GM: What I value in art and politics is what you might just call public life—shared life among citizens in a particular time and place—the way in which in art certain manifestations of public life or politics are enacted or reenacted, translated into a different language in art, whether that’s music, visual art, movies, poetry, novels. That to me is what’s so valuable: when you see the things that are unintelligible or incomprehensible, that are garbled in political speech, in newspaper stories, in headlines, that are just babble, but somehow get translated into something lucid and transfixing, and you say, “Oh my God! That’s what’s happening.”
You know, the truest example of that for me would be the Rolling Stones song “Gimmie Shelter,” which came out in the late fall of 1969, right about the time that all of the notions of ’60s liberation were beginning to implode and turn back on themselves and devour themselves. And suddenly a sheen of defeat, escapism, ugliness, and crime was beginning to cover over the utopian impulses of the years before. And that song turned that sense that I think people had that hadn’t put into words, that they didn’t want to put into words, didn’t want to talk about—that song turned that into a tragic drama, a terrifying drama that sounded so powerful you just couldn’t bear not to listen to it again and again and again. And it’s interesting that that song has never been off the radio since then, it still speaks for a sense of desperation and terror and loss that people have never ceased to feel.
SVA: Could you recommend a few essential albums for students graduating this year, ones that fit the tone of moving on to a new stage of their lives?
GM: I’ll give you three. The Gang of Four, Entertainment; Al Green, The Belle Album; and Cat Power, The Covers Album.
SVA: What advice do you have for graduates?

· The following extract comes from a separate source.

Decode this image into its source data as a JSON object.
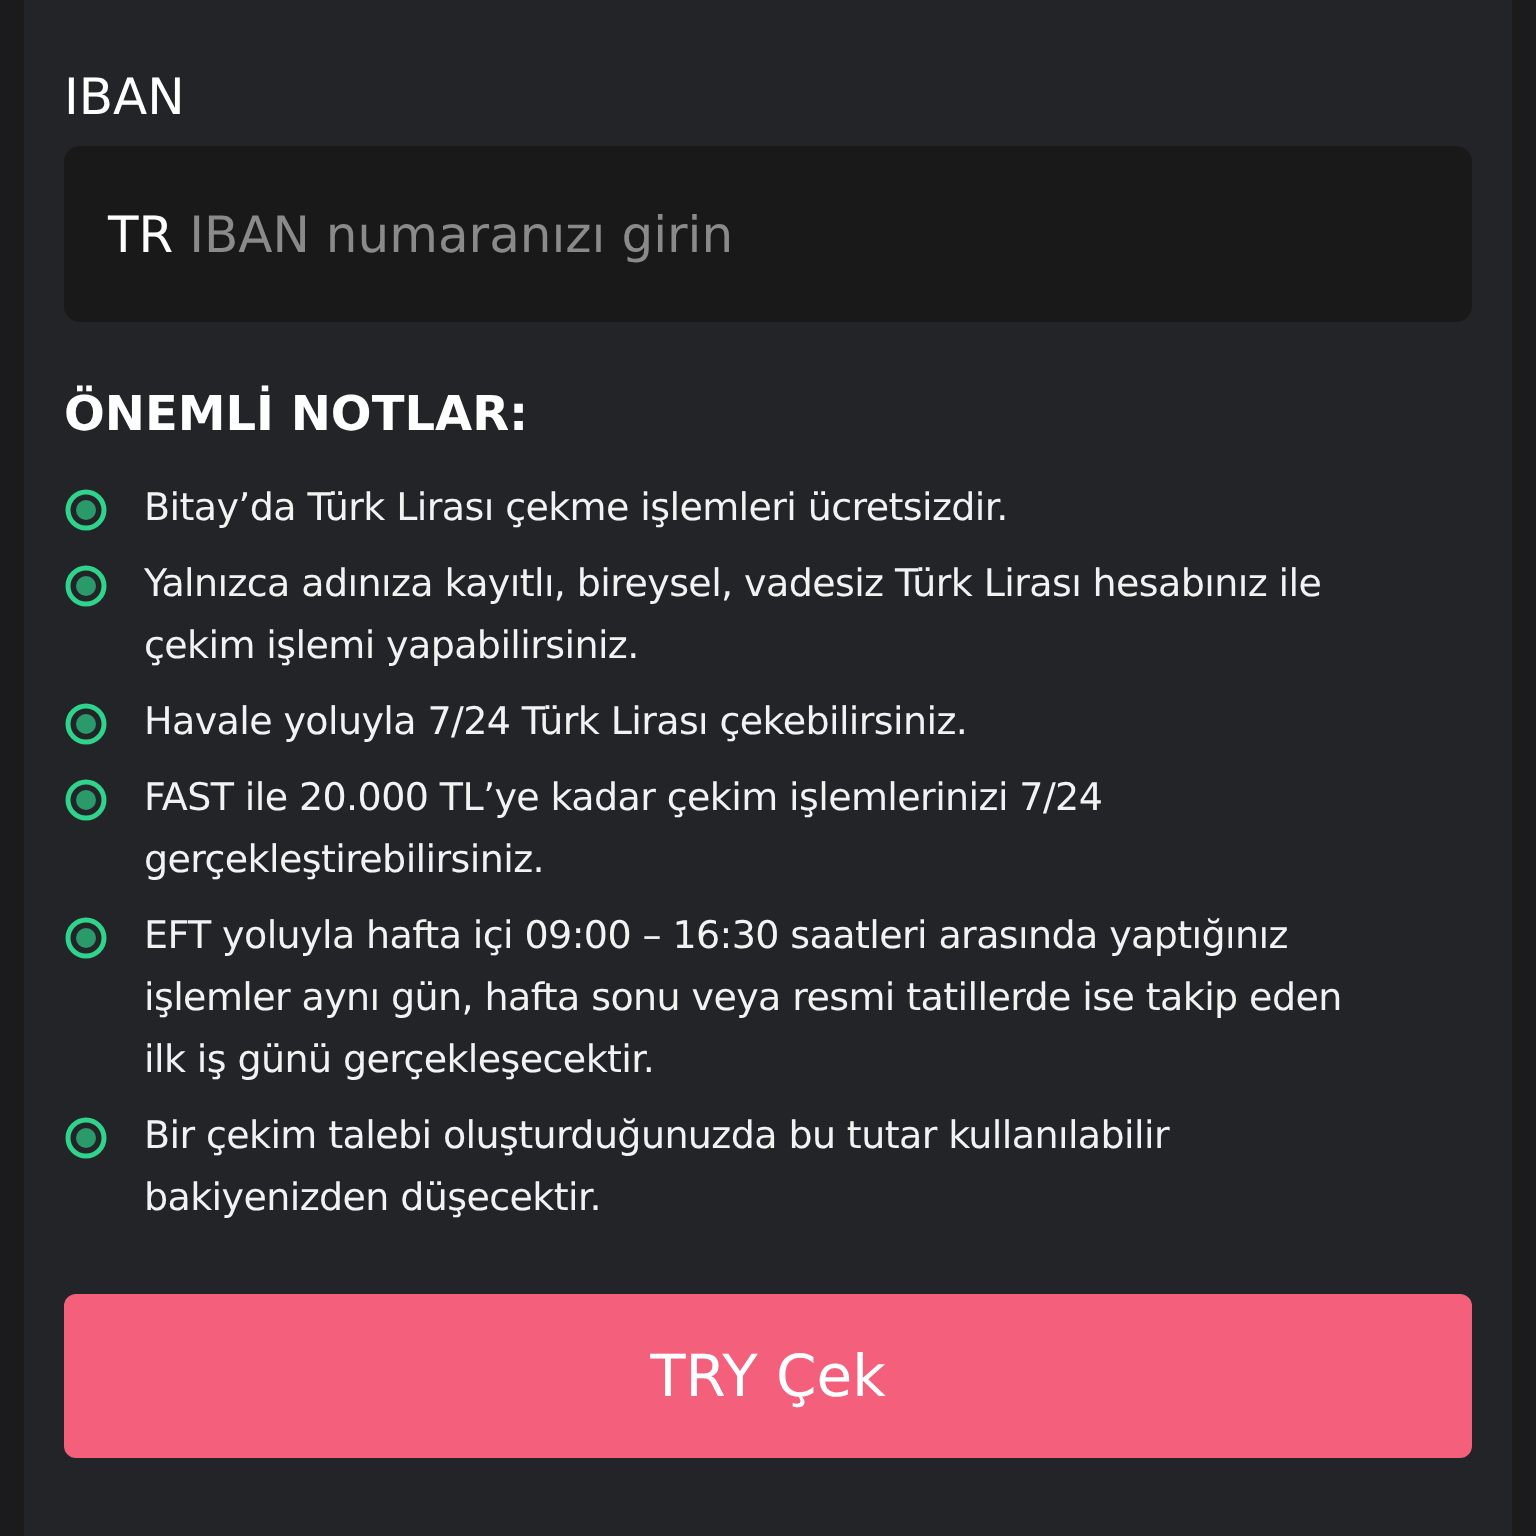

GM: I think the most important thing for an artist—whether that artist is a writer, or a painter or a designer or a musician or a movie maker—is to be aware of clichés. Be aware of shibboleths, phrases, catch phrases, shortcuts in language, whether it’s visual language or written language or spoken language, that people use that are utter camp, that mean nothing, and are essentially a way of shutting people up, of shutting conversation down. I distrust anybody who starts a statement with “Of course.” When somebody’s telling you that, “Of course,” what they essentially mean is, “Shut up. Don’t think.” People need to be aware of clichés, and they have to train themselves to avoid them like death. Always know when you’re using some sort of dumb phrase like, “At the end of the day.” Don’t ever speak that way in whatever language you’re using. Just be aware that that’s not your language, that those aren’t words that you chose—whether we’re talking about technique or actual words—be aware that someone else chose them for you. You may think you’re saying something, but in fact you’re a ventriloquist’s dummy. So that’s what I’d say. Be aware of cliché. Be self-conscious about it. Be rigorous. Run away from it.